Furthermore, they condone the essence of the trial but do not
have a good understanding of Turkish politics and history. Turkish
history demonstrates that Ergenekon is a deep state organization that
penetrated both society and the bureaucracy. Attempting to overthrow
various governments through a coup d'etat, committing mass murders of
Kurds and Armenians, fostering cooperation between the military and
ultra-Kemalist non-government organizations to mobilize masses and
delegitimize an elected government and most importantly, asserting
military control over civilian power are just a few of Ergenekon's
plots. Despite the court's 19 verdicts of a life sentence and the
punishment of the majority of the detainees, it is unclear whether
Turkey has fully confronted Ergenekon's evil past and most importantly,
its own.
Yes and No.
The Ergenekon trial has a symbolic meaning, as it partly eradicated the
most clandestine organization in Turkish history and to some extent
satisfied the wishes of those who were the victims of Ergenekon,
particularly the conservatives. Punishing Ergenekon network members
simply meant a departure from Turkey's oppressive history, but using
retributive justice measures created a perception of revenge among
many. Political conflicts and polarization can be healthy, as they
reveal the weaknesses of a political system and pressure points
in society. If used wisely, they present important opportunities
for nations to address existing problems. However, the Ergenekon
trial further polarized Turkey into two main camps; conservatives
and secularists. Beginning in 2008, the Ergenekon trial gradually
became instrumental in the mainly pro-Kemalist secularists' loss of
Staatsvolk status. Given the fact that the secularists lost their
privileges and the conservatives rose to power and filled important
positions within the state apparatus, we experienced a fierce but
facile politicization of Ergenekon.
Recall Deniz Baykal, former leader of the Republican People's Party
(CHP), who said he was the lawyer for the Ergenekon detainees and Prime
Minister Recep Tayyip Erdogan's statement that he was the prosecutor
for the Ergenekon trial. From post-World War II Germany to Gladio
in Italy and the decommunization of Eastern Europe, such trials are
naturally controversial. Furthermore, such cases usually do not allow
the public to have a meaningful debate about the evil past of a cabal
or the state itself. For instance, many detainees claimed that it was
legal to organize a coup d'etat because the Turkish military's internal
codes allowed them, as the dominant power in politics, to identify an
internal threat and, if necessary, react accordingly. The alleged coup
d'etat plans clearly show that the military was willing to kill its
own people to protect the Kemalist nation state. Despite the important
punishments, many in Turkey still believe that the Ergenekon network
members are innocent. In other words, this is the banality of evil.

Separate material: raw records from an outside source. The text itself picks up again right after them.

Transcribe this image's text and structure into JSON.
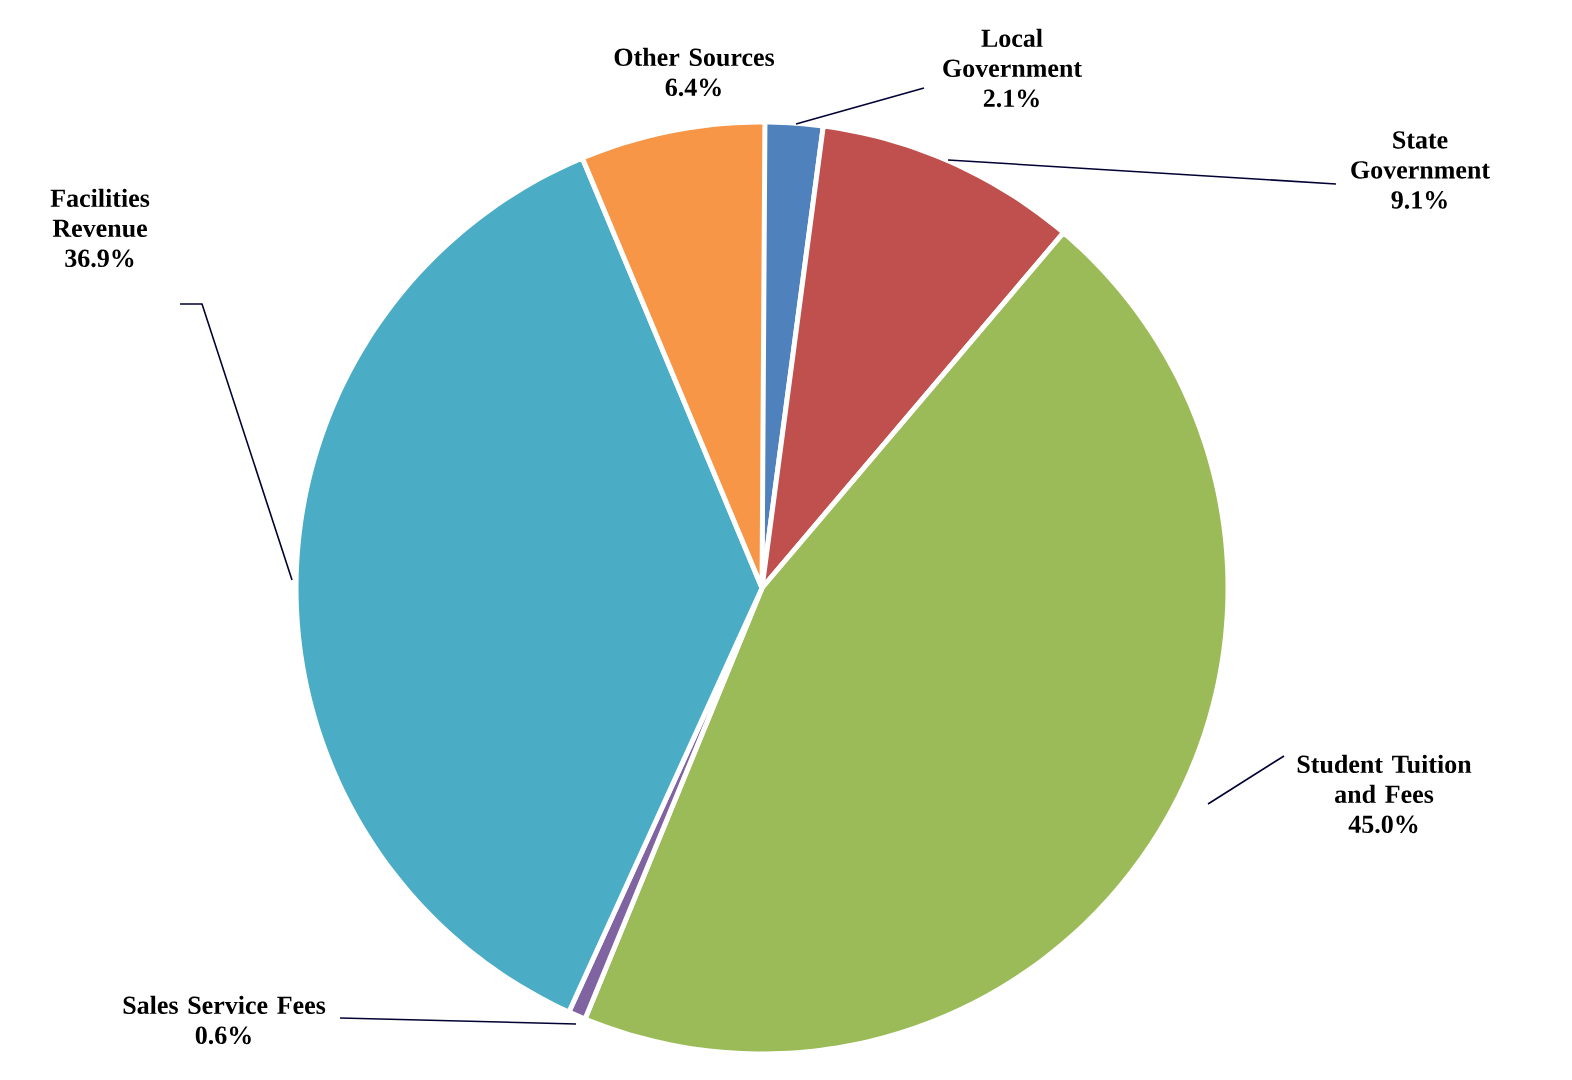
{
  "chart_data": {
    "type": "pie",
    "categories": [
      "Local Government",
      "State Government",
      "Student Tuition and Fees",
      "Sales Service Fees",
      "Facilities Revenue",
      "Other Sources"
    ],
    "values": [
      2.1,
      9.1,
      45.0,
      0.6,
      36.9,
      6.4
    ],
    "value_labels": [
      "2.1%",
      "9.1%",
      "45.0%",
      "0.6%",
      "36.9%",
      "6.4%"
    ],
    "colors": [
      "#4f81bd",
      "#c0504d",
      "#9bbb59",
      "#8064a2",
      "#4bacc6",
      "#f79646"
    ]
  }
}
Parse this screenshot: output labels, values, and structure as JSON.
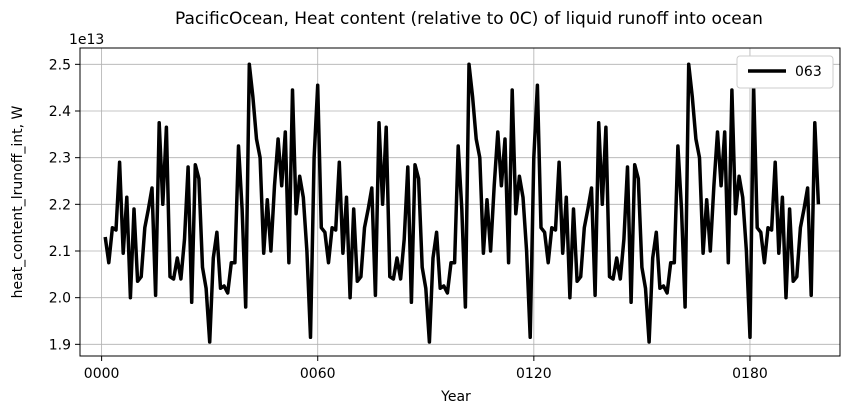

If politicization of the Ergenekon trial was one reason for a lack
of meaningful debate, the court's choice not to investigate the
infamous Susurluk accident and mass killings of Kurds and influential
intellectuals limited the debate. This missed opportunity could
facilitate a discussion about past crimes of the Turkish state and
its clandestine organizations that would probably get more support
from society. For instance, the Kurds criticized the Ergenekon trial
because the court focused only on coup d'etat attempts and ignored the
Kurdish dimension. It is not difficult to conclude that the Justice
and Development Party (AK Party) government confronted only those who
challenged it and remained indifferent to cases that could potentially
unearth the state apparatus' misconduct against its own citizens.
Despite human rights violations, the Ergenekon trial had important
symbolic meaning and was instrumental in the demilitarization of
Turkey. Yet, since Turkey did not have a meaningful discussion about
its dark past, it is likely that the Ergenekon saga will continue in
the near future, further polarizing the country. The question is now,
how do we deal with Ergenekon properly -- ensuring fundamental human
rights -- but still unearth the truth?